More than one million people nationwide passed through Transportation Security Administration checkpoints each day over the weekend, reflecting a jump in holiday air travel that public health experts predict will cause COVID-19 infections to spike.
Security workers screened 1,128,800 passengers on Saturday and another 1,284,600 on Sunday, TSA statistics show.
Those numbers are still about half what they were last year, as the pandemic continues to keep would-be travelers safely at home. But they’re well above what’s been typical during the pandemic. In October, for example, some 827,000 people passed through TSA checkpoints on average each day.
A similar increase in air travel was reported locally as well. Long Island MacArthur Airport in Ronkonkoma saw 36 inbound and outbound flights on Saturday, airport Commissioner Shelley LaRose-Arken said Monday. That’s up from an average 20 daily arrivals and departures in September, but traffic at the airport overall is well below last year’s levels, she said.
Lindsay Kryzak, a spokeswoman for the Port Authority of New York and New Jersey, did not provide the number of passengers at John F. Kennedy International Airport and LaGuardia Airport over the Christmas weekend. But last week the authority projected 886,700 passengers would pass through the two airports from Dec. 21 to Jan. 4 — a decrease of 75% from the same period last year.
"It’s been really quiet," said Donna Hampton, a security guard at JFK who worked at the airport through the weekend. "I don’t know the last time there was a full flight here."
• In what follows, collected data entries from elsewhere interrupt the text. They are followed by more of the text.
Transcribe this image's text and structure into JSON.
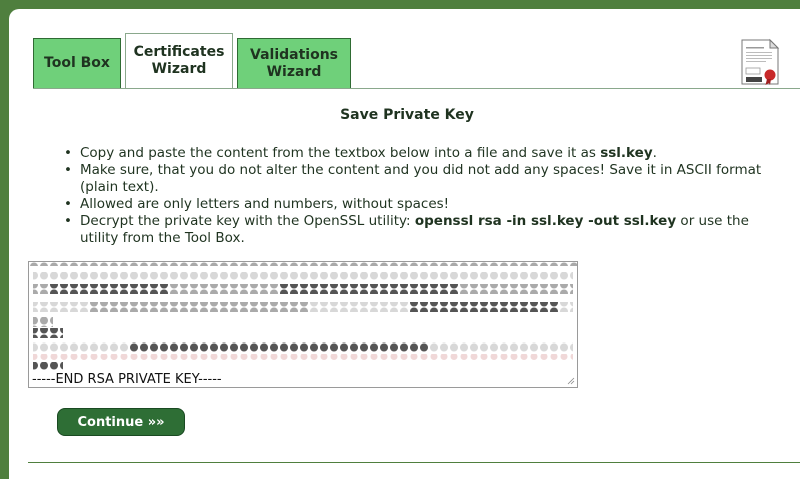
{
  "tabs": [
    {
      "label_line1": "Tool Box",
      "label_line2": "",
      "active": false
    },
    {
      "label_line1": "Certificates",
      "label_line2": "Wizard",
      "active": true
    },
    {
      "label_line1": "Validations",
      "label_line2": "Wizard",
      "active": false
    }
  ],
  "page": {
    "title": "Save Private Key"
  },
  "instructions": {
    "item1_text": "Copy and paste the content from the textbox below into a file and save it as ",
    "item1_bold": "ssl.key",
    "item1_end": ".",
    "item2_text": "Make sure, that you do not alter the content and you did not add any spaces! Save it in ASCII format (plain text).",
    "item3_text": "Allowed are only letters and numbers, without spaces!",
    "item4_text": "Decrypt the private key with the OpenSSL utility: ",
    "item4_bold": "openssl rsa -in ssl.key -out ssl.key",
    "item4_end": " or use the utility from the Tool Box."
  },
  "keybox": {
    "visible_end_line": "-----END RSA PRIVATE KEY-----"
  },
  "buttons": {
    "continue_label": "Continue »»"
  },
  "icons": {
    "certificate": "certificate-icon",
    "resize": "resize-grip-icon"
  },
  "colors": {
    "frame_green": "#4f7f3e",
    "tab_green": "#6fd07a",
    "button_green": "#2e6e35",
    "text_dark": "#1f3320"
  }
}
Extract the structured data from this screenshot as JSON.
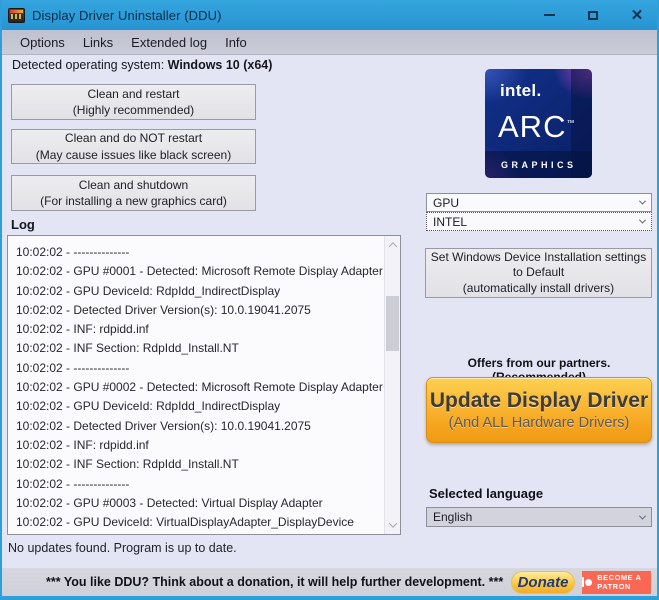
{
  "window": {
    "title": "Display Driver Uninstaller (DDU)",
    "close_glyph": "✕"
  },
  "menu": {
    "items": [
      "Options",
      "Links",
      "Extended log",
      "Info"
    ]
  },
  "os": {
    "label": "Detected operating system: ",
    "value": "Windows 10 (x64)"
  },
  "actions": [
    {
      "line1": "Clean and restart",
      "line2": "(Highly recommended)"
    },
    {
      "line1": "Clean and do NOT restart",
      "line2": "(May cause issues like black screen)"
    },
    {
      "line1": "Clean and shutdown",
      "line2": "(For installing a new graphics card)"
    }
  ],
  "log": {
    "label": "Log",
    "entries": [
      "10:02:02 - --------------",
      "10:02:02 - GPU #0001 - Detected: Microsoft Remote Display Adapter",
      "10:02:02 - GPU DeviceId: RdpIdd_IndirectDisplay",
      "10:02:02 - Detected Driver Version(s): 10.0.19041.2075",
      "10:02:02 - INF: rdpidd.inf",
      "10:02:02 - INF Section: RdpIdd_Install.NT",
      "10:02:02 - --------------",
      "10:02:02 - GPU #0002 - Detected: Microsoft Remote Display Adapter",
      "10:02:02 - GPU DeviceId: RdpIdd_IndirectDisplay",
      "10:02:02 - Detected Driver Version(s): 10.0.19041.2075",
      "10:02:02 - INF: rdpidd.inf",
      "10:02:02 - INF Section: RdpIdd_Install.NT",
      "10:02:02 - --------------",
      "10:02:02 - GPU #0003 - Detected: Virtual Display Adapter",
      "10:02:02 - GPU DeviceId: VirtualDisplayAdapter_DisplayDevice"
    ],
    "status": "No updates found. Program is up to date."
  },
  "arc_logo": {
    "brand": "intel.",
    "product": "ARC",
    "tm": "™",
    "sub": "GRAPHICS"
  },
  "selectors": {
    "device_type_value": "GPU",
    "vendor_value": "INTEL",
    "language_label": "Selected language",
    "language_value": "English"
  },
  "device_settings_button": {
    "line1": "Set Windows Device Installation settings",
    "line2": "to Default",
    "line3": "(automatically install drivers)"
  },
  "partners": {
    "label": "Offers from our partners. (Recommended)",
    "button_line1": "Update Display Driver",
    "button_line2": "(And ALL Hardware Drivers)"
  },
  "donation": {
    "message": "*** You like DDU? Think about a donation, it will help further development. ***",
    "donate_label": "Donate",
    "patron_label": "BECOME A PATRON"
  },
  "colors": {
    "titlebar_blue": "#2e9fd9",
    "window_background": "#e3e5f4",
    "update_button_orange": "#f6a41e",
    "donate_gold": "#fbc53d",
    "patron_red": "#f96854",
    "arc_navy": "#0a1f63"
  }
}
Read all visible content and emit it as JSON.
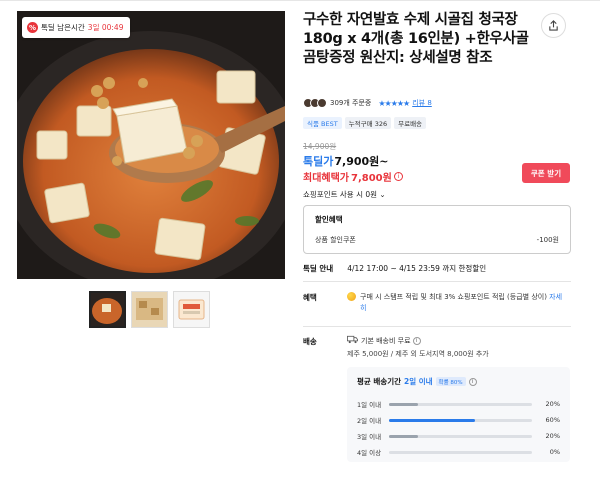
{
  "deal_badge": {
    "label": "톡딜 남은시간",
    "time": "3일 00:49"
  },
  "product": {
    "title": "구수한 자연발효 수제 시골집 청국장 180g x 4개(총 16인분) +한우사골곰탕증정 원산지: 상세설명 참조"
  },
  "reviews": {
    "order_count": "309개 주문중",
    "stars": "★★★★★",
    "review_link": "리뷰 8"
  },
  "tags": [
    {
      "label": "식품 BEST"
    },
    {
      "label": "누적구매 326"
    },
    {
      "label": "무료배송"
    }
  ],
  "price": {
    "original": "14,900원",
    "deal_label": "톡딜가",
    "deal_value": "7,900원~",
    "max_label": "최대혜택가",
    "max_value": "7,800원",
    "info_glyph": "i",
    "coupon_button": "쿠폰 받기",
    "points": "쇼핑포인트 사용 시 0원"
  },
  "discount": {
    "header": "할인혜택",
    "name": "상품 할인쿠폰",
    "amount": "-100원"
  },
  "sale": {
    "label": "톡딜 안내",
    "period": "4/12 17:00 ~ 4/15 23:59 까지 한정할인"
  },
  "benefit": {
    "label": "혜택",
    "text": "구매 시 스탬프 적립 및 최대 3% 쇼핑포인트 적립 (등급별 상이)",
    "link": "자세히"
  },
  "shipping": {
    "label": "배송",
    "free": "기본 배송비 무료",
    "extra": "제주 5,000원 / 제주 외 도서지역 8,000원 추가"
  },
  "delivery": {
    "header": "평균 배송기간",
    "highlight": "2일 이내",
    "badge": "확률 80%",
    "rows": [
      {
        "name": "1일 이내",
        "pct_text": "20%",
        "pct": 20
      },
      {
        "name": "2일 이내",
        "pct_text": "60%",
        "pct": 60
      },
      {
        "name": "3일 이내",
        "pct_text": "20%",
        "pct": 20
      },
      {
        "name": "4일 이상",
        "pct_text": "0%",
        "pct": 0
      }
    ]
  },
  "colors": {
    "accent_blue": "#2a7bea",
    "accent_red": "#e8343b",
    "coupon_bg": "#f04a5a"
  },
  "icons": [
    "percent-icon",
    "share-icon",
    "star-icon",
    "coin-icon",
    "truck-icon",
    "info-icon"
  ]
}
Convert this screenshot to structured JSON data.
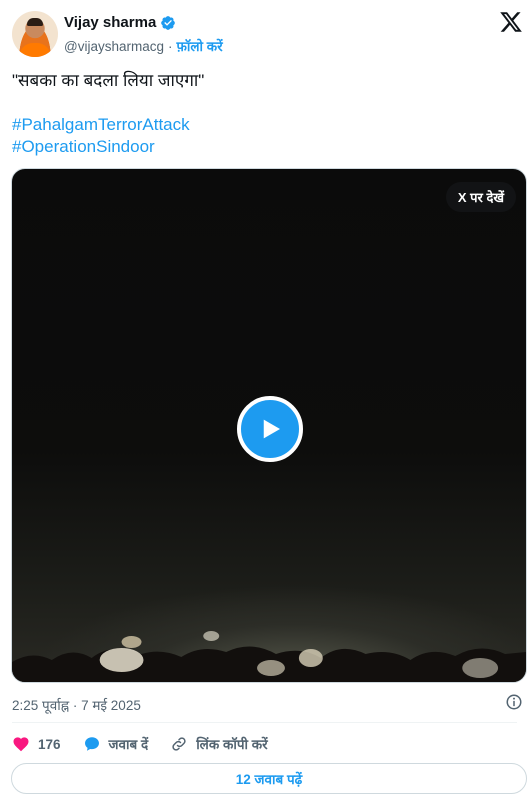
{
  "author": {
    "name": "Vijay sharma",
    "handle": "@vijaysharmacg",
    "separator": "·",
    "follow_label": "फ़ॉलो करें",
    "verified": true
  },
  "tweet": {
    "text": "\"सबका का बदला लिया जाएगा\"",
    "hashtags": [
      "#PahalgamTerrorAttack",
      "#OperationSindoor"
    ]
  },
  "media": {
    "view_on_x_label": "X पर देखें",
    "type": "video"
  },
  "meta": {
    "timestamp": "2:25 पूर्वाह्न · 7 मई 2025"
  },
  "actions": {
    "like_count": "176",
    "reply_label": "जवाब दें",
    "copy_link_label": "लिंक कॉपी करें"
  },
  "footer": {
    "read_replies_label": "12 जवाब पढ़ें"
  },
  "colors": {
    "accent": "#1d9bf0",
    "like": "#f91880",
    "muted": "#536471"
  }
}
Despite the low levels of air travel compared to last year, the increase over the weekend augurs poorly for the trajectory of the pandemic, public health experts said.
"The spike in cases in a couple weeks due to Christmas is probably going to be the worst and darkest days of the pandemic," said David Freedman, professor emeritus of infectious diseases at University of Alabama at Birmingham, who specializes in travel medicine.
Cases will likely rise on Long Island as well, Freedman predicted.
"It’s going to happen everywhere," he said.
But that’s probably because of the social gatherings that accompanied the holiday, not necessarily the air travel itself, Freedman said.
Joseph Allen, a public health professor at Harvard University, said good ventilation on planes, paired with face coverings, makes airplanes safer during the pandemic than many might think.
"When you combine the environmental controls with universal masking on airplanes, turns out that the risk of catching the virus on the airplane is low," he said.
But air travel still poses a risk. People can unwittingly bring the virus to their destinations, Allen said, as time spent getting to and moving through airports presents new opportunities to catch the virus.
Freedman also noted the risk on planes depends in part on how passengers behave — like whether they take off their masks to eat midflight or crowd the aisle when waiting to disembark.
Allen encouraged people only to fly if they absolutely must.
"We finally have a light at the end of the tunnel here with the vaccines," he said. "It’s just prudent to do everything you can to stay out of this wave."